Aristotle talks a lot in this book about happiness and living well, but what does this mean, and can it be applied to life today? Happiness is the ultimate goal, and can be attained by living well, or leading a good life. Happiness in this sense is the end that is the end in which all other ends are means, which is to say everything we do is to be happy, and any desired end is an effort to be happy. So if living well leads to this happiness, what is living well?
Not much separates us from animals. We have sensual pleasures like animals, and seek to grow and exist like plants. The only profound difference is our ability to think more deeply. In that, it’s the faculties of our mind that allow us to lead a good life, in that the same way any profession sees to be good and serve it’s means to it’s end well, we must seek to use our faculties well in an effort to be good at our means to the end, and in this we will find happiness.How is one good or how does one exercise these faculties well? What would these good faculties be? Aristotle divides them between the internal and the external. These categories, he’ll later describe as the moral virtues, and the intellectual virtues.
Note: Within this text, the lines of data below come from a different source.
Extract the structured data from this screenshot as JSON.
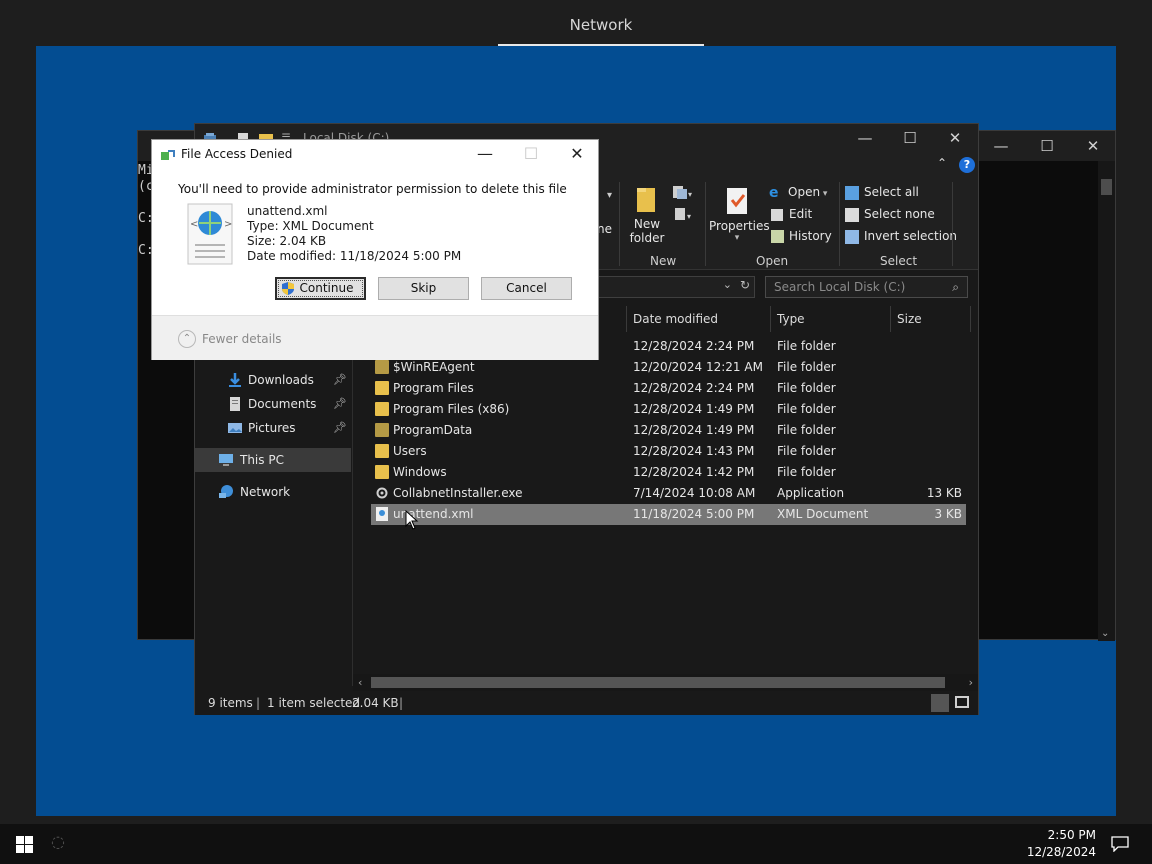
{
  "top_tab": {
    "label": "Network"
  },
  "console": {
    "lines": [
      "Mi",
      "(c",
      "",
      "C:",
      "",
      "C:"
    ],
    "controls": {
      "minimize": "—",
      "maximize": "☐",
      "close": "✕"
    }
  },
  "explorer": {
    "title": "Local Disk (C:)",
    "controls": {
      "minimize": "—",
      "maximize": "☐",
      "close": "✕"
    },
    "ribbon": {
      "partial_label": "ne",
      "new_group": {
        "label": "New",
        "new_folder_line1": "New",
        "new_folder_line2": "folder"
      },
      "open_group": {
        "label": "Open",
        "properties": "Properties",
        "open": "Open",
        "edit": "Edit",
        "history": "History"
      },
      "select_group": {
        "label": "Select",
        "select_all": "Select all",
        "select_none": "Select none",
        "invert_selection": "Invert selection"
      }
    },
    "search_placeholder": "Search Local Disk (C:)",
    "nav": {
      "downloads": "Downloads",
      "documents": "Documents",
      "pictures": "Pictures",
      "this_pc": "This PC",
      "network": "Network"
    },
    "columns": {
      "date": "Date modified",
      "type": "Type",
      "size": "Size"
    },
    "files": [
      {
        "name": "",
        "date": "12/28/2024 2:24 PM",
        "type": "File folder",
        "size": ""
      },
      {
        "name": "$WinREAgent",
        "date": "12/20/2024 12:21 AM",
        "type": "File folder",
        "size": ""
      },
      {
        "name": "Program Files",
        "date": "12/28/2024 2:24 PM",
        "type": "File folder",
        "size": ""
      },
      {
        "name": "Program Files (x86)",
        "date": "12/28/2024 1:49 PM",
        "type": "File folder",
        "size": ""
      },
      {
        "name": "ProgramData",
        "date": "12/28/2024 1:49 PM",
        "type": "File folder",
        "size": ""
      },
      {
        "name": "Users",
        "date": "12/28/2024 1:43 PM",
        "type": "File folder",
        "size": ""
      },
      {
        "name": "Windows",
        "date": "12/28/2024 1:42 PM",
        "type": "File folder",
        "size": ""
      },
      {
        "name": "CollabnetInstaller.exe",
        "date": "7/14/2024 10:08 AM",
        "type": "Application",
        "size": "13 KB"
      },
      {
        "name": "unattend.xml",
        "date": "11/18/2024 5:00 PM",
        "type": "XML Document",
        "size": "3 KB"
      }
    ],
    "status": {
      "items": "9 items",
      "selected": "1 item selected",
      "selected_size": "2.04 KB"
    }
  },
  "dialog": {
    "title": "File Access Denied",
    "message": "You'll need to provide administrator permission to delete this file",
    "file_name": "unattend.xml",
    "file_type": "Type: XML Document",
    "file_size": "Size: 2.04 KB",
    "file_date": "Date modified: 11/18/2024 5:00 PM",
    "buttons": {
      "continue": "Continue",
      "skip": "Skip",
      "cancel": "Cancel"
    },
    "fewer_details": "Fewer details"
  },
  "taskbar": {
    "time": "2:50 PM",
    "date": "12/28/2024"
  },
  "colors": {
    "desktop": "#034d92",
    "selected_row": "#777777",
    "folder": "#e8c04c"
  }
}
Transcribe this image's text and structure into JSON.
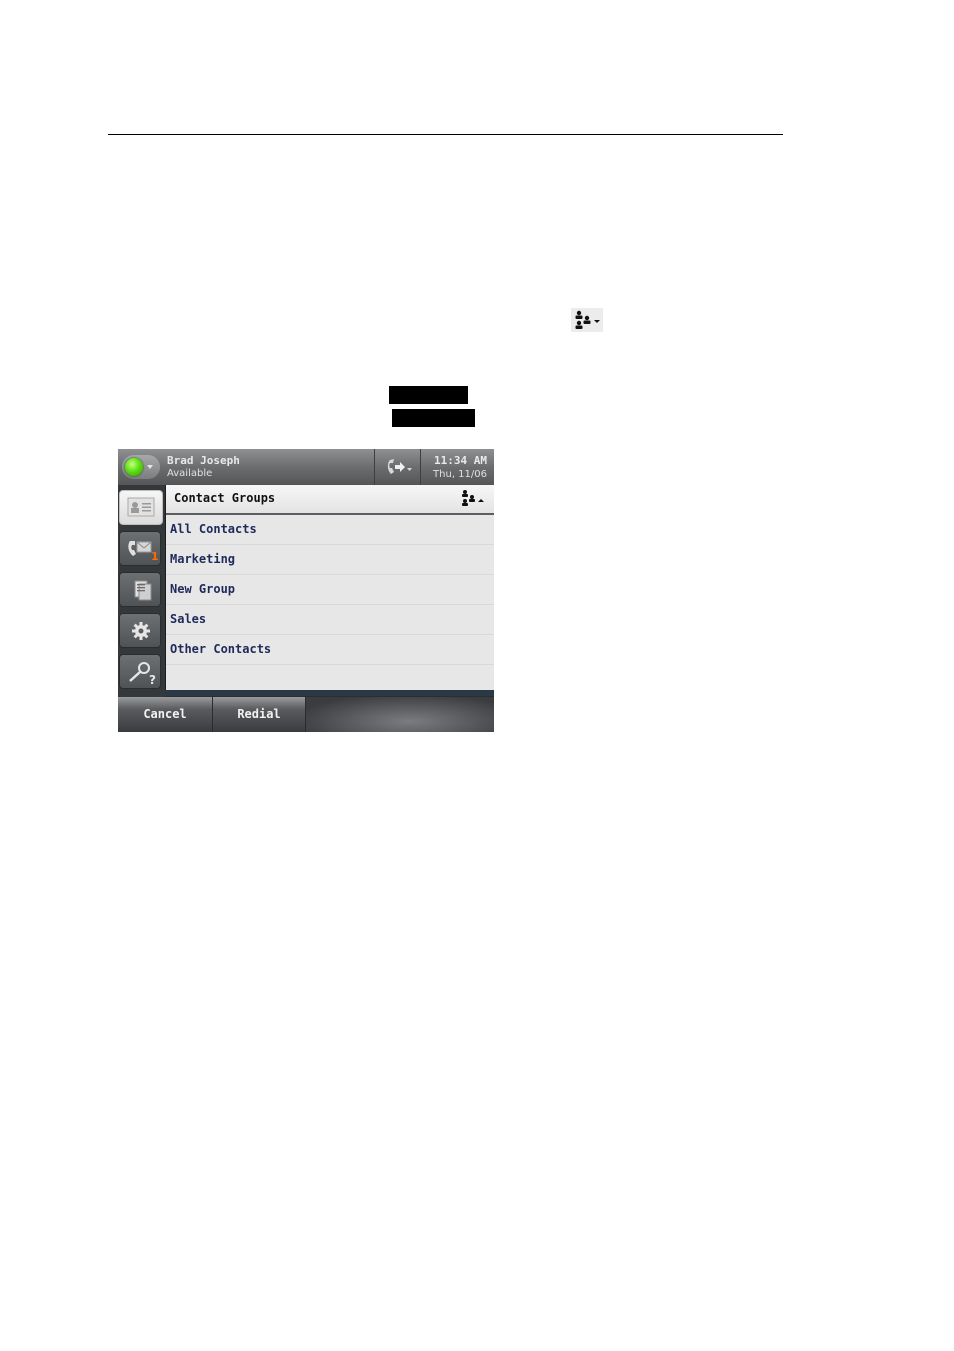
{
  "document": {
    "redacted_labels": [
      "",
      ""
    ]
  },
  "inline_icon": {
    "name": "contact-groups-icon",
    "glyph": "people-with-down-caret"
  },
  "phone": {
    "status_bar": {
      "user_name": "Brad Joseph",
      "presence_status": "Available",
      "presence_color": "#5fe014",
      "time": "11:34 AM",
      "date": "Thu, 11/06"
    },
    "sidebar": {
      "items": [
        {
          "name": "contacts",
          "icon": "contact-card-icon",
          "active": true
        },
        {
          "name": "messages",
          "icon": "voicemail-icon",
          "badge": "1"
        },
        {
          "name": "directory",
          "icon": "directory-icon"
        },
        {
          "name": "settings",
          "icon": "gear-icon"
        },
        {
          "name": "help",
          "icon": "search-help-icon"
        }
      ],
      "badge_color": "#ff6a00"
    },
    "panel": {
      "title": "Contact Groups",
      "groups": [
        "All Contacts",
        "Marketing",
        "New Group",
        "Sales",
        "Other Contacts"
      ]
    },
    "softkeys": [
      "Cancel",
      "Redial",
      ""
    ]
  }
}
Not only is there the question of how one is good, but what defines someone as good. The person who is good doesn’t simply show up and try, the person who is good must also display the traits of a good person, a runner doesn’t win the race because they stood at the starting line. Again, the person who shows that they are good don’t do well on occasion, but develop it as a habit of character. In this, they don’t simply do it because they should, but do it because they love the pursuit of what is good.
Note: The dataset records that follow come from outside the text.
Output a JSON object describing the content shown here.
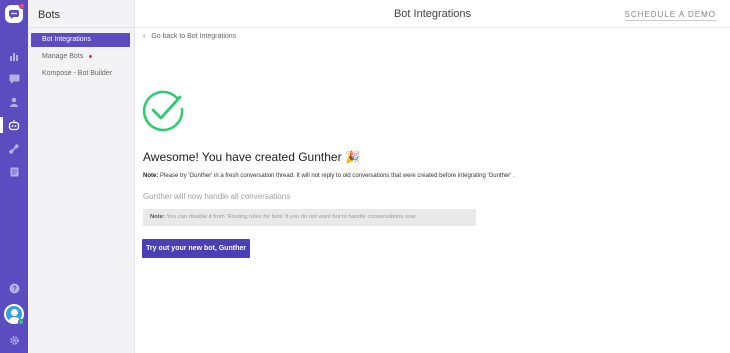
{
  "sidebar": {
    "title": "Bots",
    "items": [
      {
        "label": "Bot Integrations"
      },
      {
        "label": "Manage Bots"
      },
      {
        "label": "Kompose - Bot Builder"
      }
    ]
  },
  "header": {
    "title": "Bot Integrations",
    "demo_link": "SCHEDULE A DEMO"
  },
  "main": {
    "back_link": "Go back to Bot Integrations",
    "success_title": "Awesome! You have created Gunther",
    "party_emoji": "🎉",
    "note_label": "Note:",
    "note_text": "Please try 'Gunther' in a fresh conversation thread. It will not reply to old conversations that were created before integrating 'Gunther' .",
    "handle_text": "Gunther will now handle all conversations",
    "info_label": "Note:",
    "info_text": "You can disable it from 'Routing rules for bots' if you do not want bot to handle conversations now",
    "cta_label": "Try out your new bot, Gunther"
  },
  "colors": {
    "brand": "#5b4dc0",
    "button": "#4b3fb5",
    "success": "#2ecc71",
    "alert_dot": "#e53935"
  },
  "icons": {
    "rail": [
      "logo-chat-icon",
      "reports-icon",
      "conversations-icon",
      "contacts-icon",
      "bot-icon",
      "integrations-icon",
      "docs-icon",
      "help-icon",
      "user-avatar",
      "settings-icon"
    ]
  }
}
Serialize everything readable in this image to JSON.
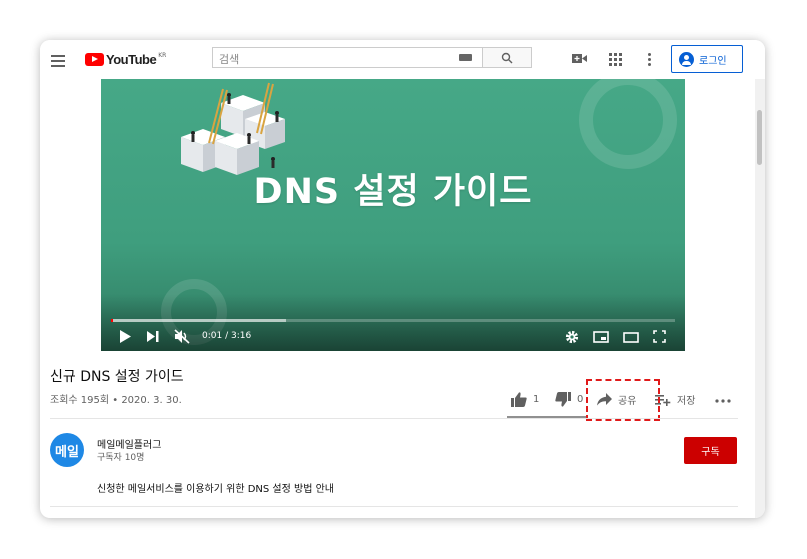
{
  "header": {
    "logo_text": "YouTube",
    "logo_region": "KR",
    "search_placeholder": "검색",
    "login_label": "로그인"
  },
  "player": {
    "video_text": "DNS 설정 가이드",
    "time_display": "0:01 / 3:16",
    "watched_fraction": 0.003,
    "buffered_fraction": 0.31
  },
  "video": {
    "title": "신규 DNS 설정 가이드",
    "views_date": "조회수 195회 • 2020. 3. 30.",
    "likes": "1",
    "dislikes": "0",
    "share_label": "공유",
    "save_label": "저장"
  },
  "channel": {
    "avatar_text": "메일",
    "name": "메일메일플러그",
    "subscribers": "구독자 10명",
    "subscribe_label": "구독",
    "description": "신청한 메일서비스를 이용하기 위한 DNS 설정 방법 안내"
  },
  "colors": {
    "brand_red": "#ff0000",
    "subscribe_red": "#cc0000",
    "link_blue": "#065fd4",
    "player_green": "#46a887",
    "highlight_red": "#e01a1a"
  }
}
In this, to call someone good they must consistently show their character to be good, and while we might not truly know whether they do it because it pleases them to do well, in the very least they are displaying the character and speaking to it. In this, it takes time and experience to understand someone as good, or living well. Even through adversity, the good man will allow his character to triumph, and through blessings the good man will continue to display his good character, not allowing the vicissitudes of fortune to define him even momentarily.
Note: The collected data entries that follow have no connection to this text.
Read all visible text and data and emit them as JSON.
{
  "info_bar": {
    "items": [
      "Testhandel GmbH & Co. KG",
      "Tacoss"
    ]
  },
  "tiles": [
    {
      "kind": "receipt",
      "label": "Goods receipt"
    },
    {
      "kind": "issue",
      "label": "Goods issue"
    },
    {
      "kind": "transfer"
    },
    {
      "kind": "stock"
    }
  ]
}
How can any of this apply today? A 2,500 year old text intuitively would have no intrinsic value to our lives today. These things are relevant however, and can be used to live a good life even in the age of the Internet. Happiness is still a goal that we strive for, self sufficiency, and consistent pleasure in what it is that we do.
Aristotle’s ideas still stand true, in that we can find happiness in living well, loving that which we do, both professionally and in life. We no less have morals today, and no less have intellectual virtues. As long as we act and think, we will have these categories of virtues. Our faculties have not changed with the increasing complexity of our lives or technology (and truly, our lives may even be more simple now than it was in Ancient Greece).
The definition would stand as well, and we still use this criteria as a judge of character. Who would the good man be? The good man would be the man who has lived well long enough that we have judged him as good, which is to say that his actions and his thoughts have demonstrated to us that he is good in some capacity. Much like Aristotle’s time, there will be differences between what is defined as good, moral, happy, or even intellectual; using his ideas however the moral and intellectual virtues can be brought up into a digital era.
All that said, a happy person is a good person, a good person lives well striving for moral and intellectual virtue in pursuit of the pleasures that they bring him, in and of themselves as they are good in and of themselves.